Auch sie schien für immer verloren. Die Kirche hatte nach ihrem Wiederaufbau eine neue Orgel erhalten, in die von den vorsorglich ausgelagerten Stimmen des vielgerühmten historischen Instruments gut 500 einbezogen worden waren. Diese kostbaren Originale wurden zum Ausgangspunkt des Versuchs, das verlorene Instrument in seiner einmaligen historischen Klangqualität wiederzugewinnen. Gebündeltes Expertenwissen, historisches Material, Handarbeit und viel Zeit – zwei Jahrzehnte für Planung und Herstellung – erbrachten dann tatsächlich ein Instrument, das, ganz unmaßgeblich geurteilt, wieder gleichberechtigt neben die beiden anderen barocken Großorgeln des Nordens treten kann.

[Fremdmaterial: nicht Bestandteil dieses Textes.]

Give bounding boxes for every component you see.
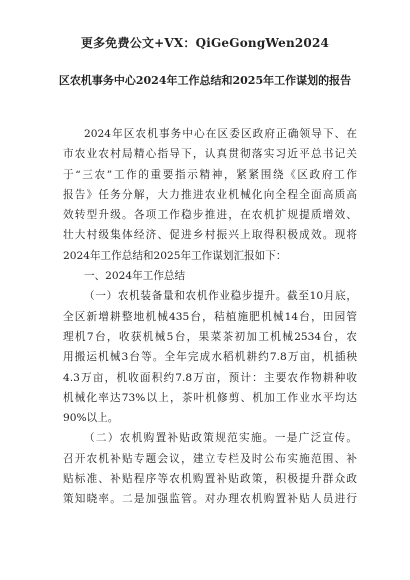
- body-line: 策知晓率。二是加强监管。对办理农机购置补贴人员进行: [63, 493, 357, 506]
- body-line: 2024年区农机事务中心在区委区政府正确领导下、在: [84, 128, 357, 140]
- body-line: 市农业农村局精心指导下，认真贯彻落实习近平总书记关: [63, 148, 357, 161]
- body-line: 4.3万亩，机收面积约7.8万亩，预计：主要农作物耕种收: [63, 371, 357, 384]
- body-line: 报告》任务分解，大力推进农业机械化向全程全面高质高: [63, 188, 357, 201]
- body-line: 2024年工作总结和2025年工作谋划汇报如下：: [63, 249, 287, 262]
- body-line: 机械化率达73%以上，茶叶机修剪、机加工作业水平均达: [63, 391, 357, 404]
- body-line: 理机7台，收获机械5台，果菜茶初加工机械2534台，农: [63, 330, 357, 343]
- body-line: 全区新增耕整地机械435台，秸植施肥机械14台，田园管: [63, 310, 357, 323]
- body-line: 一、2024年工作总结: [84, 270, 186, 283]
- body-line: 壮大村级集体经济、促进乡村振兴上取得积极成效。现将: [63, 229, 357, 242]
- body-line: 召开农机补贴专题会议，建立专栏及时公布实施范围、补: [63, 452, 357, 465]
- promo-banner: 更多免费公文+VX：QiGeGongWen2024: [80, 36, 330, 50]
- body-line: 90%以上。: [63, 412, 119, 425]
- body-line: 贴标准、补贴程序等农机购置补贴政策，积极提升群众政: [63, 473, 357, 486]
- body-line: （二）农机购置补贴政策规范实施。一是广泛宣传。: [84, 432, 357, 445]
- body-line: （一）农机装备量和农机作业稳步提升。截至10月底，: [84, 290, 357, 303]
- document-title: 区农机事务中心2024年工作总结和2025年工作谋划的报告: [58, 74, 352, 87]
- body-line: 效转型升级。各项工作稳步推进，在农机扩规提质增效、: [63, 209, 357, 222]
- body-line: 用搬运机械3台等。全年完成水稻机耕约7.8万亩，机插秧: [63, 351, 357, 364]
- body-line: 于“三农”工作的重要指示精神，紧紧围绕《区政府工作: [63, 168, 357, 181]
- document-body: [63, 124, 357, 510]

Selbstverständlich ist so etwas mit dem so viel widersprüchlicheren Berliner Prozess der Herstellung einer Hybriden aus modernem Gehäuse und barocker Außenwandverkleidung nicht ohne weiteres vergleichbar. Beides berührt sich aber eng genug in der emotionalen Begründung des jeweils unternommenen finanziellen und bauhandwerklichen Kraftakts.

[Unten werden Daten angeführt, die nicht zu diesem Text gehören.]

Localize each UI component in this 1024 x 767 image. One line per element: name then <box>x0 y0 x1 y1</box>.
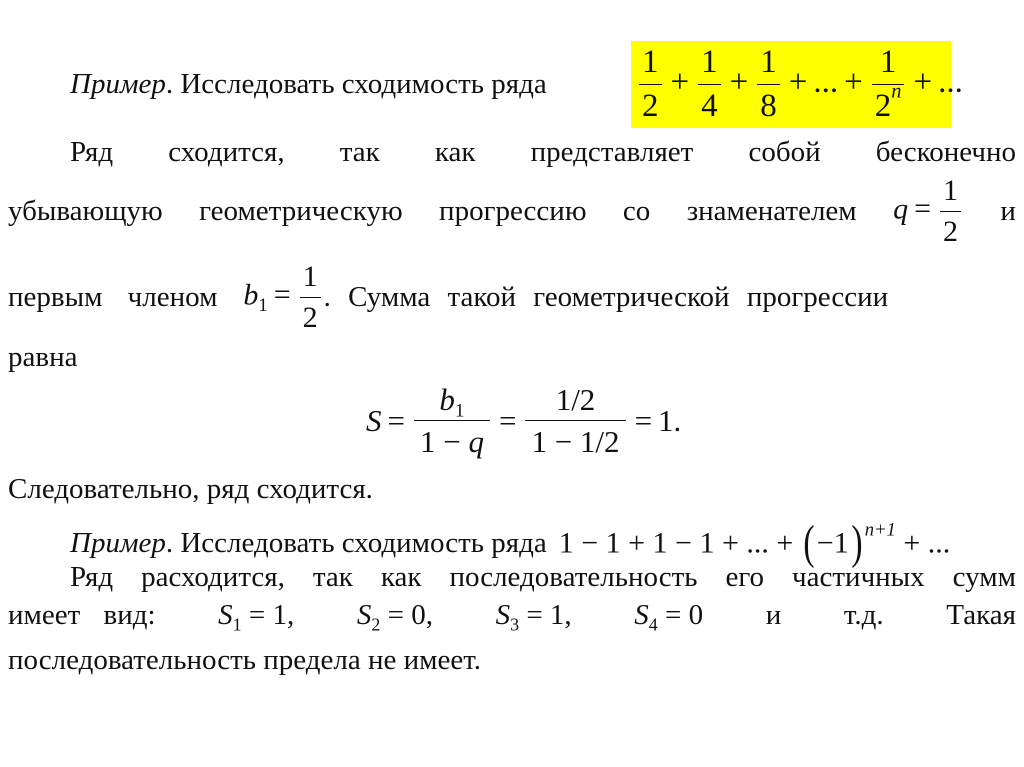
series1 <box>636 46 963 123</box>
s4-sub: 4 <box>648 614 658 635</box>
series2-inner: −1 <box>816 526 849 560</box>
sum-s1 <box>218 599 295 635</box>
p1-word: со <box>622 195 651 227</box>
s2-val: = 0, <box>387 599 433 631</box>
series1-t2-num: 1 <box>701 44 718 80</box>
series1-dots-1: ... <box>813 64 839 101</box>
sum-eq2: = <box>498 403 517 438</box>
p1-line2 <box>8 176 1016 247</box>
series1-tn-num: 1 <box>879 44 897 80</box>
series2 <box>558 516 951 569</box>
example2-lead: Пример <box>70 526 166 559</box>
s3-val: = 1, <box>526 599 572 631</box>
sum-s4 <box>634 599 704 635</box>
p1-word: убывающую <box>8 195 163 227</box>
sum-eq3: = <box>634 403 653 438</box>
s2-var: S <box>356 599 372 631</box>
series1-plus-4: + <box>844 64 863 101</box>
series1-plus-5: + <box>913 64 933 101</box>
s4-var: S <box>634 599 649 631</box>
sum-s2 <box>356 599 433 635</box>
p1-word: так <box>339 136 380 168</box>
series2-end: + ... <box>895 526 951 560</box>
series2-lparen: ( <box>803 516 815 569</box>
p1-word: Ряд <box>70 136 114 168</box>
series1-plus-2: + <box>729 64 749 101</box>
example1-lead: Пример <box>70 68 166 100</box>
q-eq: = <box>914 192 931 226</box>
sum-f2-den: 1 − 1/2 <box>525 420 625 457</box>
series1-t2-den: 4 <box>698 84 721 123</box>
p1-word: как <box>434 136 476 168</box>
b-var: b <box>243 278 259 312</box>
s3-var: S <box>495 599 511 631</box>
s2-sub: 2 <box>371 614 381 635</box>
example2-text: . Исследовать сходимость ряда <box>165 526 547 559</box>
sum-eq1: = <box>387 403 405 438</box>
series1-tn-den <box>872 80 905 124</box>
sum-f1-num-var: b <box>439 382 455 417</box>
p2-line2 <box>8 599 1016 635</box>
sum-f2-num: 1/2 <box>555 382 596 417</box>
p1-word: представляет <box>530 136 694 168</box>
series1-t3-num: 1 <box>760 44 777 80</box>
p1-word: знаменателем <box>686 195 857 227</box>
series2-start: 1 − 1 + 1 − 1 + ... + <box>558 526 801 560</box>
sum-formula <box>366 384 681 457</box>
series1-t1-num: 1 <box>642 44 659 80</box>
q-num: 1 <box>943 174 958 207</box>
sum-s3 <box>495 599 572 635</box>
p2-line2-start: имеет вид: <box>8 599 156 631</box>
and-word: и <box>1000 195 1016 227</box>
p1-word: прогрессию <box>439 195 587 227</box>
s1-var: S <box>218 599 233 631</box>
series1-t3-den: 8 <box>757 84 780 123</box>
p1-line4: равна <box>8 341 78 373</box>
p1-line3-rest: . Сумма такой геометрической прогрессии <box>323 281 889 313</box>
conclusion1: Следовательно, ряд сходится. <box>8 473 373 505</box>
p2-line1: Ряд расходится, так как последовательность его частичных сумм <box>70 561 1016 593</box>
p1-word: сходится, <box>168 136 285 168</box>
p1-word: бесконечно <box>875 136 1016 168</box>
p2-word: Такая <box>946 599 1016 631</box>
p2-line3: последовательность предела не имеет. <box>8 644 481 676</box>
p1-word: геометрическую <box>199 195 403 227</box>
series1-t1-den: 2 <box>639 84 662 123</box>
sum-result: 1. <box>658 403 682 438</box>
b1-formula <box>243 262 323 333</box>
sum-f1-num <box>436 384 467 420</box>
sum-S: S <box>366 403 382 438</box>
series2-rparen: ) <box>851 516 863 569</box>
p2-word: т.д. <box>843 599 884 631</box>
series2-exp: n+1 <box>864 519 896 541</box>
series1-plus-3: + <box>788 64 808 101</box>
p1-word: собой <box>748 136 821 168</box>
s4-val: = 0 <box>665 599 704 631</box>
b-num: 1 <box>302 260 318 293</box>
sum-f1-den-text: 1 − <box>419 424 469 459</box>
b-eq: = <box>273 278 291 312</box>
s1-val: = 1, <box>248 599 295 631</box>
q-var: q <box>893 192 909 226</box>
series1-plus-1: + <box>670 64 690 101</box>
b-den: 2 <box>300 297 321 333</box>
series1-dots-2: ... <box>938 64 963 101</box>
series1-tn-exp: n <box>891 80 902 103</box>
sum-f1-num-sub: 1 <box>454 400 465 422</box>
s1-sub: 1 <box>232 614 242 635</box>
sum-f1-den-var: q <box>468 424 484 459</box>
sum-f1-den <box>414 420 490 457</box>
q-formula <box>893 176 964 247</box>
p1-line3 <box>8 262 1016 333</box>
p1-line3-start: первым членом <box>8 281 218 313</box>
b-sub: 1 <box>258 294 268 316</box>
q-den: 2 <box>940 211 961 247</box>
series1-tn-base: 2 <box>874 88 892 124</box>
p2-word: и <box>765 599 782 631</box>
p1-line1 <box>70 138 1016 167</box>
example1-line <box>70 70 547 99</box>
s3-sub: 3 <box>510 614 520 635</box>
example1-text: . Исследовать сходимость ряда <box>165 68 547 100</box>
example2-line <box>70 516 951 569</box>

Auch in Hamburg stellte man die Frage: Muss das sein? Zahlreiche deutsche Großkirchen haben nach ihrem Wiederaufbau moderne Instrumente erhalten, zu schlichte Nachkriegsinstrumente wurden durch größere und bessere ersetzt. In Hamburg ging dagegen die Sehnsucht nach jenem unverwechselbaren historischen Klangbild um, das einst J. S. Bach begeisterte, der auf dieser Orgel sein berühmtestes Konzert gab.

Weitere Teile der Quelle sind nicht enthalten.